The structure is derived from Volvo’s SPA platform that underpins the 60 and 90 series cars, but it’s effectively sliced, shortened and spliced back together with a carbon fiber cross member dubbed the “dragonfly” that increases structural rigidity by 60%. Then things really get exotic. Most of the outer and inner body panels are carbon-fiber-reinforced plastic, which increases total torsional stiffness by 45% and makes producing that concept car look possible in the first place.
Oversteer is then mitigated by the front axle, which draws its power from Volvo’s turbo- and supercharged 2.0-liter inline-four that produces 326 horsepower and 384 pound-feet of torque. Volvo’s familiar eight-speed automatic is aboard, too, but there’s an integrated electric starter-generator that adds a dollop of extra power itself.
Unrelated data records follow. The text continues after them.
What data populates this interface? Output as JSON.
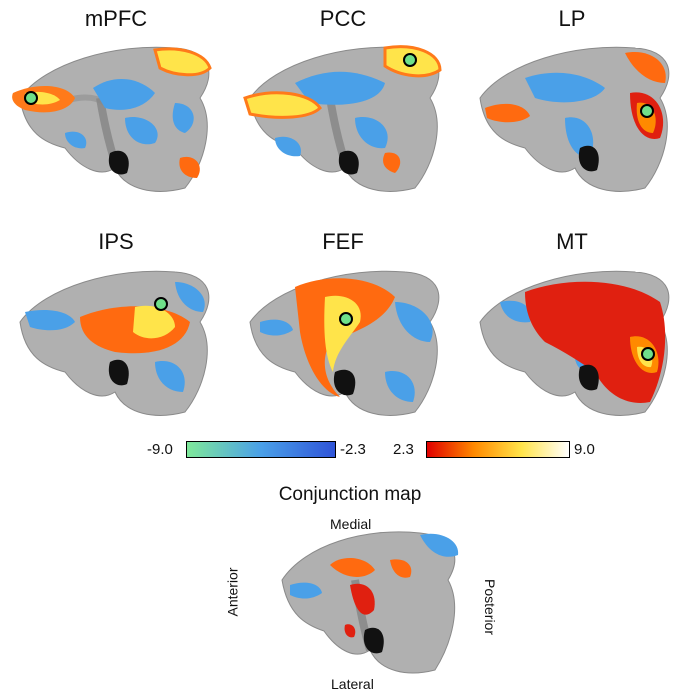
{
  "panels": [
    {
      "label": "mPFC"
    },
    {
      "label": "PCC"
    },
    {
      "label": "LP"
    },
    {
      "label": "IPS"
    },
    {
      "label": "FEF"
    },
    {
      "label": "MT"
    }
  ],
  "colorbar": {
    "neg_min": "-9.0",
    "neg_max": "-2.3",
    "pos_min": "2.3",
    "pos_max": "9.0",
    "colors": {
      "neg_low": "#7fe89a",
      "neg_high": "#2f54d8",
      "pos_low": "#e00000",
      "pos_mid": "#ff8a00",
      "pos_high": "#ffffff"
    }
  },
  "conjunction": {
    "title": "Conjunction map",
    "medial": "Medial",
    "lateral": "Lateral",
    "anterior": "Anterior",
    "posterior": "Posterior"
  }
}
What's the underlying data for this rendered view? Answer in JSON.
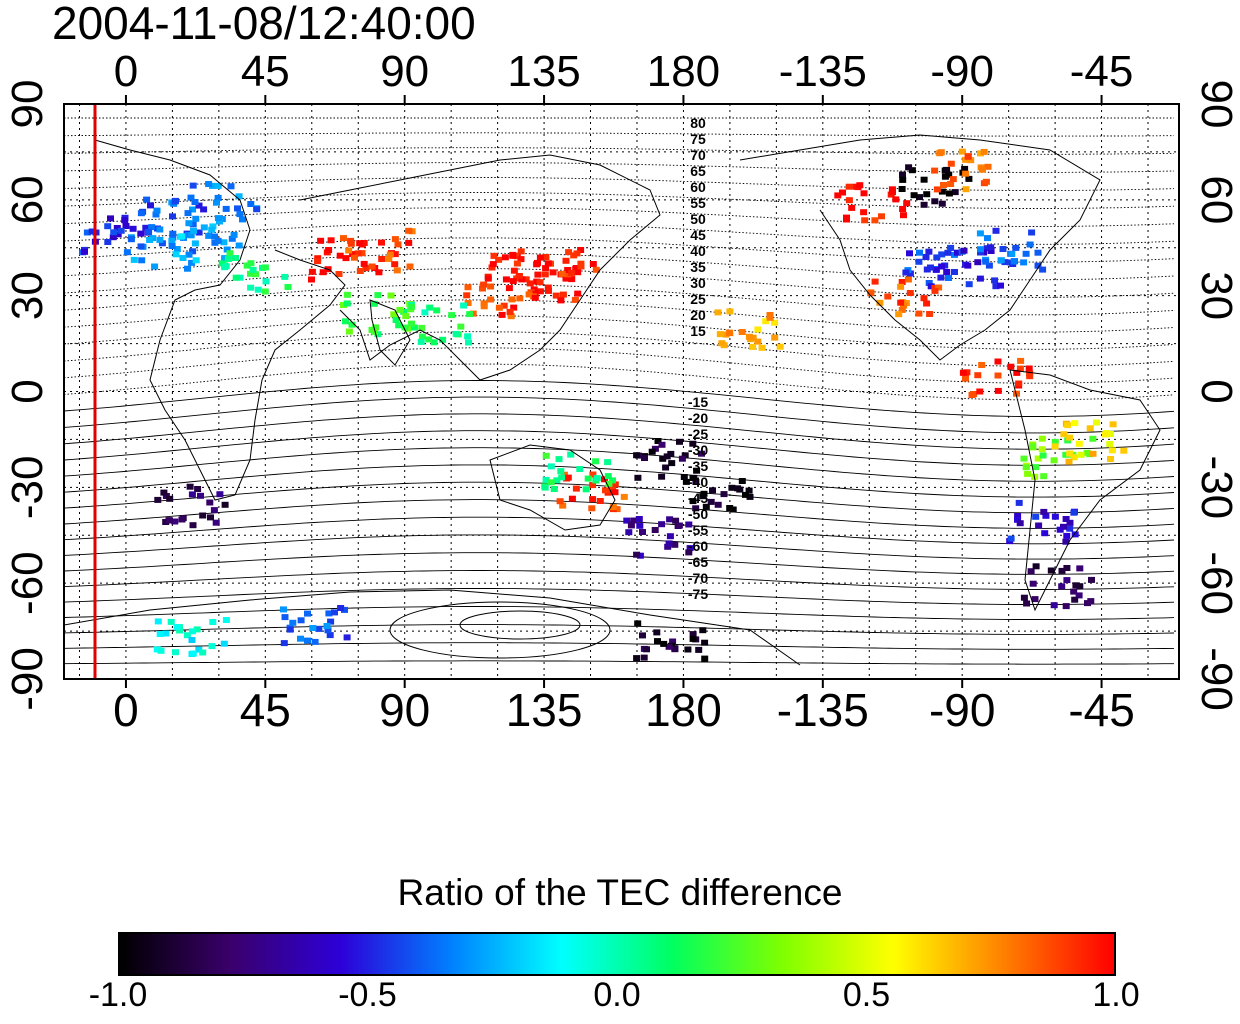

In the end, though, the car itself matters less than what it represents and the direction it points toward. It’s indeed a halo car, the aspirational model, the Beckhamian kick to get the ball rolling down the hill. Its goal is to make the name Polestar visible and desirable enough so that a great many more people will form a line for the Polestar 2 coming in July 2020 that’ll eventually have a price range between $40,000 and $65,000. The Polestar 3 SUV-ish model is set to be shown next March in Geneva. Those and every other future Polestar will be 100% electric, making the Polestar 1 the brand’s first and last plug-in hybrid. At least it’s a great one.